Endowing a computer with human perceptual skills, such as understanding spoken language or recognizing faces, has been on the agenda of computer science since the era of vacuum tubes and punch cards. For decades, progress was slow and successes were few. But now you can have a conversation with your cell phone about tomorrow’s weather or last night’s baseball scores. And Facebook and Google+ recognize faces well enough to suggest that you “tag” your friends in photos.
What accounts for these sudden breakthroughs in pattern recognition by machines? There is no single answer. A variety of algorithmic and statistical ideas have played a part, along with more powerful hardware. But one suite of techniques merits special mention.
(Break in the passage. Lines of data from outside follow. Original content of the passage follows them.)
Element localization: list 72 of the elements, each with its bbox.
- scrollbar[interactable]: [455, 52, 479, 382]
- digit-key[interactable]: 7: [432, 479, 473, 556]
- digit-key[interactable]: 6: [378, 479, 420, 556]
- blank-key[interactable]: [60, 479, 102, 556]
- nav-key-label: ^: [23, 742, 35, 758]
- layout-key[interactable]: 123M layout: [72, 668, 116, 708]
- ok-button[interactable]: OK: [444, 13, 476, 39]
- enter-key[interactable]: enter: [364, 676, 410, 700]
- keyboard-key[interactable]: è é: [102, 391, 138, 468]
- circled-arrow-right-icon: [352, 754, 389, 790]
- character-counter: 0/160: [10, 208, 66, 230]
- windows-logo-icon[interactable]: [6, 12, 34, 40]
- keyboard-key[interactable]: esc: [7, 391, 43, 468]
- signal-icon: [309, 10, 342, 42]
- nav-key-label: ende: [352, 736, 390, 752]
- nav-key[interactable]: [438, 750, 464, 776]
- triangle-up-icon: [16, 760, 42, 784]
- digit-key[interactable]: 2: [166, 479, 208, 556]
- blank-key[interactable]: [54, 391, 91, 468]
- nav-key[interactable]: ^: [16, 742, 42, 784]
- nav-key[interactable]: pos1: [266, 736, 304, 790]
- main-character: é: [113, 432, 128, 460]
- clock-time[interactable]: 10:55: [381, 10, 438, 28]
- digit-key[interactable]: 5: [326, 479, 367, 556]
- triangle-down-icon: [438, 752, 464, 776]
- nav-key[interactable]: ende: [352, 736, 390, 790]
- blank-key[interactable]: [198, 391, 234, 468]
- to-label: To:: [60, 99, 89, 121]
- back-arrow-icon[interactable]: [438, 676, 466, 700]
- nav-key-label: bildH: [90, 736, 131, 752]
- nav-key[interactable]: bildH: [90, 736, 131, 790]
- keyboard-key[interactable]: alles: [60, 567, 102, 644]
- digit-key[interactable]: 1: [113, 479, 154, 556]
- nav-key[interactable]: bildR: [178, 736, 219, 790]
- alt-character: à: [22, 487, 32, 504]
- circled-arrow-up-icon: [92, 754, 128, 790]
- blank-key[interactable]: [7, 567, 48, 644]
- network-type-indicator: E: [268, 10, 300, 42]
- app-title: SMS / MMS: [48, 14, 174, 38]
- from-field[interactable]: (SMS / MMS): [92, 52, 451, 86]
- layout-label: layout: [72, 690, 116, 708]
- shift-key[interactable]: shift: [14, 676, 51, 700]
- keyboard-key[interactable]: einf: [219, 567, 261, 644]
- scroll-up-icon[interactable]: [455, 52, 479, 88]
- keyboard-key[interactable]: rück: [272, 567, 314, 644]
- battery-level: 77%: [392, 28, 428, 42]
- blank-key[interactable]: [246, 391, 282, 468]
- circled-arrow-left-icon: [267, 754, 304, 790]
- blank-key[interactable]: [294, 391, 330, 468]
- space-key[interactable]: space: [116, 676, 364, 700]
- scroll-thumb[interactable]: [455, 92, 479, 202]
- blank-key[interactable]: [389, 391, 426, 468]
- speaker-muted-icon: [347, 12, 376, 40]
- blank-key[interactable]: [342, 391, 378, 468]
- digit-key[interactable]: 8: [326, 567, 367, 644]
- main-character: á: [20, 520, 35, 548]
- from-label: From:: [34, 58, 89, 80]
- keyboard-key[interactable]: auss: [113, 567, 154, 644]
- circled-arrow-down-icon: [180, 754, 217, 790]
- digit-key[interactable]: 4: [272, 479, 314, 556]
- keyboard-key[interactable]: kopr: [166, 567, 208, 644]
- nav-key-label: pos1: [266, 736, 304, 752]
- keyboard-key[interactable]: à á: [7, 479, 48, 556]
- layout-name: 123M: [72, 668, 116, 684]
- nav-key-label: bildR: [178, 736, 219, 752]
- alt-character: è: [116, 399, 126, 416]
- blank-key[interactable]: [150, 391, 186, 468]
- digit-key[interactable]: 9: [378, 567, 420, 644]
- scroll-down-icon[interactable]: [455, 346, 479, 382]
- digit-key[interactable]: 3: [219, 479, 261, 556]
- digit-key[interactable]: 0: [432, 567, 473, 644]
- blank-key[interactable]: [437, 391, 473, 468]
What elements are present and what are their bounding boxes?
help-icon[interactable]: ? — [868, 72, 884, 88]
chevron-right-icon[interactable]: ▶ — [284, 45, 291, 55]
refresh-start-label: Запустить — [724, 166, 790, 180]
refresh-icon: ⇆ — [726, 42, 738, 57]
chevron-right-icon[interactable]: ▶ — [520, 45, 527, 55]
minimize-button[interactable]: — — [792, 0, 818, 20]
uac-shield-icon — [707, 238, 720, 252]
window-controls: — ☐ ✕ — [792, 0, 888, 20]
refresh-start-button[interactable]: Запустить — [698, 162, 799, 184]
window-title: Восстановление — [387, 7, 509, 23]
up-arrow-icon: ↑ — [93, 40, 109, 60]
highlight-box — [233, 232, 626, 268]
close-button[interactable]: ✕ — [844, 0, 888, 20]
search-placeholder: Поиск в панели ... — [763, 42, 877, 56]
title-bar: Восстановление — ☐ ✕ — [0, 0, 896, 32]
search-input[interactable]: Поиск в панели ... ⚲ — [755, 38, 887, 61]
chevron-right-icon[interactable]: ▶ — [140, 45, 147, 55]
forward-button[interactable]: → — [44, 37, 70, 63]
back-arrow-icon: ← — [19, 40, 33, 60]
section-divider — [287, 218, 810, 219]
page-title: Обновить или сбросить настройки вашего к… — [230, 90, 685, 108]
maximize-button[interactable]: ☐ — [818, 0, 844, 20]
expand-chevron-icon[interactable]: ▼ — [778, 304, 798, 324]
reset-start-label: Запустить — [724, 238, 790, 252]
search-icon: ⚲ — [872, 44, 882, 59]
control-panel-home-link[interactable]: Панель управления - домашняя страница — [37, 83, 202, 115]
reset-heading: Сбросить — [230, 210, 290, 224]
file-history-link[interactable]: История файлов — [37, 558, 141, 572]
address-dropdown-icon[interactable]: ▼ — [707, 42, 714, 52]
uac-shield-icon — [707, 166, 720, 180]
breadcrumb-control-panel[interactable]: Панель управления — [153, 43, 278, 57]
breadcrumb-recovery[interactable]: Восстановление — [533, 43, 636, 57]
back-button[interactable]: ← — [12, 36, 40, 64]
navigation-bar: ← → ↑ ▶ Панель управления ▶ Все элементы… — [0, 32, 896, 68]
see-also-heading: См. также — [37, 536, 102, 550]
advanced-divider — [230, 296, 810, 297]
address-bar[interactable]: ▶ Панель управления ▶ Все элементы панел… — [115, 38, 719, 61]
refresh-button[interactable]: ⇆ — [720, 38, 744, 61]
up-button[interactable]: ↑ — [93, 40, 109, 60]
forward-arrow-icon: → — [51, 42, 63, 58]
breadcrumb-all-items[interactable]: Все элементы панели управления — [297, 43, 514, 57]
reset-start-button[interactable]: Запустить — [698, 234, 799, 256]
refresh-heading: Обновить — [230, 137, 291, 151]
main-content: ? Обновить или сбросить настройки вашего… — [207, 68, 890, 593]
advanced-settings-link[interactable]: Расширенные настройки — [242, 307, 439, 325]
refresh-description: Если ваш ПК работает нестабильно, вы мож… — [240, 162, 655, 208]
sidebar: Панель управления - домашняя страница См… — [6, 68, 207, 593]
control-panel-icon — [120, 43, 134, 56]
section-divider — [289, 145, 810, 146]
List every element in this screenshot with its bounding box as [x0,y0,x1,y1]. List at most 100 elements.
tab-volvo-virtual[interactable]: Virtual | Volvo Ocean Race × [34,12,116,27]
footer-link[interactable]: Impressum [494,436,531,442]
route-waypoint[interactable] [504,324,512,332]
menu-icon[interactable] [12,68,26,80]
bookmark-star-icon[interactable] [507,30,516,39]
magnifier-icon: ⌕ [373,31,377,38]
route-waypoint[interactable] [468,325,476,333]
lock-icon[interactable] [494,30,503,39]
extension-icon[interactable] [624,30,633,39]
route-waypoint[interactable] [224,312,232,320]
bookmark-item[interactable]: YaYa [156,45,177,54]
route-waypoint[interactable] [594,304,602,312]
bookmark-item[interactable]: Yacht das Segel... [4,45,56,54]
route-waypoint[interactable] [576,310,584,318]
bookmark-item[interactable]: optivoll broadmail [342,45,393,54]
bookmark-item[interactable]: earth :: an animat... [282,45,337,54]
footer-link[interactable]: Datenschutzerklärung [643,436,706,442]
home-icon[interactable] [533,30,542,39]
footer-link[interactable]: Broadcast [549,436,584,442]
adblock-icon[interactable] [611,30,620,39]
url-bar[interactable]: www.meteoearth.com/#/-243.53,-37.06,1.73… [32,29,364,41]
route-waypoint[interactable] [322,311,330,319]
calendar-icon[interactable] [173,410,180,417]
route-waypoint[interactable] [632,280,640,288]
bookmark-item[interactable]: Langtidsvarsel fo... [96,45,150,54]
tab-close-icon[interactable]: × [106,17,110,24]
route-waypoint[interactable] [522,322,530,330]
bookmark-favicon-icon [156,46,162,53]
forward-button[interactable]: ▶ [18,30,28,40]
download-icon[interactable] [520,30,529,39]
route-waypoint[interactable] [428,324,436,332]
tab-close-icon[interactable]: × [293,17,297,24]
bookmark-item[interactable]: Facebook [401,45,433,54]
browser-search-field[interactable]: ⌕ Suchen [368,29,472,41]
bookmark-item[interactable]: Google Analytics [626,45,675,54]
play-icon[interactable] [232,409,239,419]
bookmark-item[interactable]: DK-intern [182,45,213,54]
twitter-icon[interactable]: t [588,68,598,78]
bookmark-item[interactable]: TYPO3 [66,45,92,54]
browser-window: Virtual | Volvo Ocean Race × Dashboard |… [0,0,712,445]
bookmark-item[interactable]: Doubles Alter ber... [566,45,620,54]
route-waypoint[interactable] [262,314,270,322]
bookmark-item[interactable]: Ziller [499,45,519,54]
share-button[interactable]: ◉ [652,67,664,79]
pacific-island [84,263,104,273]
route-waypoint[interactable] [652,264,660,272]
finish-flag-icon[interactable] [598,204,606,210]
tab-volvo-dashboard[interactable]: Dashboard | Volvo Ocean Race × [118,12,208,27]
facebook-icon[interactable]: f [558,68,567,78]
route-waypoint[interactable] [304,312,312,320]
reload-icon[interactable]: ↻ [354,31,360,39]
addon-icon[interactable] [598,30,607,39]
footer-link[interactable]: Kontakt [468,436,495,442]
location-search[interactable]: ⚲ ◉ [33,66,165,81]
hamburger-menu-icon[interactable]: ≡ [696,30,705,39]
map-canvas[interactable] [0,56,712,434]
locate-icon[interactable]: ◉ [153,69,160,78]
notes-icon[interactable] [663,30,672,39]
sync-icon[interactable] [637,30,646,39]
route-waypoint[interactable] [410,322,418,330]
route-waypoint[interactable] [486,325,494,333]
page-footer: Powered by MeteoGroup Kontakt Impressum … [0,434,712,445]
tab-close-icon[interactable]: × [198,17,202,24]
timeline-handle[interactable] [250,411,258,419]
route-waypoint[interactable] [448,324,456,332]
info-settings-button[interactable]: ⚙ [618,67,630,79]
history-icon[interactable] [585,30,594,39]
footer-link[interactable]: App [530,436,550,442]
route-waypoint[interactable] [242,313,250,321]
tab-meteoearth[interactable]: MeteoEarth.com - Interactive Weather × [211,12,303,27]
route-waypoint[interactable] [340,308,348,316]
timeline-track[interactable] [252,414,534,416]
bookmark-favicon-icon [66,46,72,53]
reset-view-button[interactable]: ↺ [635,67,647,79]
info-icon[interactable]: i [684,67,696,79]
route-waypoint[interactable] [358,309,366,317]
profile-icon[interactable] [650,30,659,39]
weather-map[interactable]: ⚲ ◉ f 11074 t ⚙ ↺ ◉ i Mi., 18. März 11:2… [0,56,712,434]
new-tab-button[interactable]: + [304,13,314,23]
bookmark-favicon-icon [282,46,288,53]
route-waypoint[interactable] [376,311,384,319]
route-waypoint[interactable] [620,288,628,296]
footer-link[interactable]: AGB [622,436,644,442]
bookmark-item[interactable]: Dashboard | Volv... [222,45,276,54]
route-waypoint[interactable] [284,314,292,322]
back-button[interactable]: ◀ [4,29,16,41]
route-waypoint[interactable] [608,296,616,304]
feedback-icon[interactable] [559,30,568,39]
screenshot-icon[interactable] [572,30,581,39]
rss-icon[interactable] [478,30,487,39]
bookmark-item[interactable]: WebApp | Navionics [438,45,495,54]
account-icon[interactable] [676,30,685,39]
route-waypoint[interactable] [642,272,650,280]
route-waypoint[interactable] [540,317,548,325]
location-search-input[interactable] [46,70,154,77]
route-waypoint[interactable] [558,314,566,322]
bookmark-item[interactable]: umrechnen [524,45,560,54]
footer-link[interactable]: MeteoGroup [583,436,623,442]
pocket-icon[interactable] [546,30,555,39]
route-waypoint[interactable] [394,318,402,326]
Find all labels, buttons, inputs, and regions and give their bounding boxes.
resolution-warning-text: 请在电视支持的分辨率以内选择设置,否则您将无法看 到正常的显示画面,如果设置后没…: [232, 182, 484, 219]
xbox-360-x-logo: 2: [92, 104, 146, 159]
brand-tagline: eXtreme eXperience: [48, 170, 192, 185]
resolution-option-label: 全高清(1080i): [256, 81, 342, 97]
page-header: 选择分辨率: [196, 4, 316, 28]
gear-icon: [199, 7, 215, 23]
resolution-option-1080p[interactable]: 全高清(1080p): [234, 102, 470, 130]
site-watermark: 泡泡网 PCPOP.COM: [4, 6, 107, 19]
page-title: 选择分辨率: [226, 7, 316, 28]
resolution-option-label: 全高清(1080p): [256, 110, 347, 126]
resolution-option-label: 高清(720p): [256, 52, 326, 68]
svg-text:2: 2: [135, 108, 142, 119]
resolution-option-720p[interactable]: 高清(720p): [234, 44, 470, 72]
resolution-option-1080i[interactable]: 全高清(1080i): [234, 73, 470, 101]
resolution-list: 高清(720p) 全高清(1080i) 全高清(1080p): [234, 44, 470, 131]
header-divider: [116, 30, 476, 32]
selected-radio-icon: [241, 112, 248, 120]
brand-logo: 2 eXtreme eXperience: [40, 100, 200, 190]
A scheme called deep learning has achieved impressive performance on several pattern-analysis tasks. Programs for deep learning are also known as deep neural networks, because they are constructed as multiple layers of processing elements analogous to the neurons of the nervous system.
The deep methods have a role in some well-known speech-recognition systems, such as Apple’s Siri and the Google search-by-voice service. They are also leading the way in aspects of computer vision. Apart from perceptual tasks, deep learning is proving adept at data mining: extracting meaningful patterns from large data sets.
How do the deep programs work? Oddly enough, no one can answer this question in full detail. A distinctive feature of neural networks is that the designer or programmer does not directly specify all the particulars of a computation. Instead, the neural net is “trained” by exposure to thousands of examples, and it adjusts its internal parameters to maximize its own success. When the training is complete, we have a machine that can answer questions, but we don’t necessarily know how it computes the answers. I find this situation mildly frustrating. On the other hand, it’s a predicament I am familiar with at the most intimate level. I, too, understand speech and recognize faces—and I can’t explain how I do it.